Plain English Summary
Background and study aims
Currently, methylene blue is used in human and veterinary medicine for a number of therapeutic (treatment) and diagnostic procedures. Chromoendoscopy is a technique in which different dyes are applied to the gastrointestinal mucosa (the inner surface of the digestive system) in order to highlight specific structural changes. This staining method allows doctors to see features that would otherwise not be visible and improves the accuracy of the examination. The study sponsor, Cosmo Technologies Ltd, has developed Methylene Blue MMX® 25 mg modified-release tablets. The aim of this study is to evaluate the blood levels and safety of Methylene Blue MMX® 25 mg modified-release tablets given to healthy volunteers receiving two different bowel cleaning preparations for colonoscopy.
Who can participate?
Healthy male and female volunteers aged 50-65
What does the study involve?
Participants receive the same dose, i.e. a total dose of 200 mg of Methylene Blue MMX® 25 mg modified-release tablets, along with a bowel cleansing preparation as a full dose in one period and a split dose in the other period or vice versa. In the afternoon of Day 1, the participants allocated to the full dose bowel preparation will drink the whole dose of the bowel cleansing preparation.

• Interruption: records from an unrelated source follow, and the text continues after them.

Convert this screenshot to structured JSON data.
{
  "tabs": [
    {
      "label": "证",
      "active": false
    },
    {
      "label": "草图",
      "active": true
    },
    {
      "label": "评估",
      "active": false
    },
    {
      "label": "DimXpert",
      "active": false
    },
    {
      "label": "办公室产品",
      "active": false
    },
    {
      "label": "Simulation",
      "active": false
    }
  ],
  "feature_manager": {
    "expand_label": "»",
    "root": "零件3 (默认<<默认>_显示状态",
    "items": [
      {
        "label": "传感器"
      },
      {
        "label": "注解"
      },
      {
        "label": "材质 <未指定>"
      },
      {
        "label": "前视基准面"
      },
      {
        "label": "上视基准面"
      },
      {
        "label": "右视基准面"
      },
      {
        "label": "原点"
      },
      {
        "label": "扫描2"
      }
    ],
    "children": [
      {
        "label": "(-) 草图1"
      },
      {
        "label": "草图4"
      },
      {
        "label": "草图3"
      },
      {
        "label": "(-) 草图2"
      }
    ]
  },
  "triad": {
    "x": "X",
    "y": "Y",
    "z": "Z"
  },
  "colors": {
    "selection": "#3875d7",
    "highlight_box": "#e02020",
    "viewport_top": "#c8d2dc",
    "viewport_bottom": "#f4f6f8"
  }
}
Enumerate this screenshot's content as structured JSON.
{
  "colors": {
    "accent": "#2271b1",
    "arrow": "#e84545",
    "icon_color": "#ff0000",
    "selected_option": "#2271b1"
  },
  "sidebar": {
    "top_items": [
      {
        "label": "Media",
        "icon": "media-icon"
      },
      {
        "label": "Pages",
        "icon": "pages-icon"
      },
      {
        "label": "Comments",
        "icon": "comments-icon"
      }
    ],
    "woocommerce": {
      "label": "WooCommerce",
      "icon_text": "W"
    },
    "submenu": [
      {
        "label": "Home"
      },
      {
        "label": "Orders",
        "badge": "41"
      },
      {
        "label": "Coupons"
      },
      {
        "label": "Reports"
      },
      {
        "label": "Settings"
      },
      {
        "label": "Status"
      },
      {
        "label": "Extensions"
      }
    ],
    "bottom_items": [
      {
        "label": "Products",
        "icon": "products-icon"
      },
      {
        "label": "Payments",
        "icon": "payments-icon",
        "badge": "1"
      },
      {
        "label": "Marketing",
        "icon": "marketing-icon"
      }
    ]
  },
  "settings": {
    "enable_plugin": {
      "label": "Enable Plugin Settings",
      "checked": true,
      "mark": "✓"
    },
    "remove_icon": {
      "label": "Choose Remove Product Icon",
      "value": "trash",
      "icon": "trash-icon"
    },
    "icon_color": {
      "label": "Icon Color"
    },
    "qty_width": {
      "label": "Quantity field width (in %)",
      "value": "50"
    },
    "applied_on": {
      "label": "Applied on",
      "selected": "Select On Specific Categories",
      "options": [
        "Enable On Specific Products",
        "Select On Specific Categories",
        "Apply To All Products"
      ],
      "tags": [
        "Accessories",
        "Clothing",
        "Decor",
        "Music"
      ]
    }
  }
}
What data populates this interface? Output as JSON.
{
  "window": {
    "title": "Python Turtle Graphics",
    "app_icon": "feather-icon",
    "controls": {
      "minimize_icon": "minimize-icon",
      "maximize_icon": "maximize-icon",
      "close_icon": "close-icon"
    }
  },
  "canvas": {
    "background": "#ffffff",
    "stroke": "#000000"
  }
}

The participants allocated to the split-dose will drink part of the volume of the bowel cleansing preparation in the evening of Day 1 and part of the volume in the morning of Day 2. In the evening of Day 1 in each period, a total oral dose of 200 mg of Methylene Blue MMX® tablets will be given to all the participants.
What are the possible benefits and risks of participating?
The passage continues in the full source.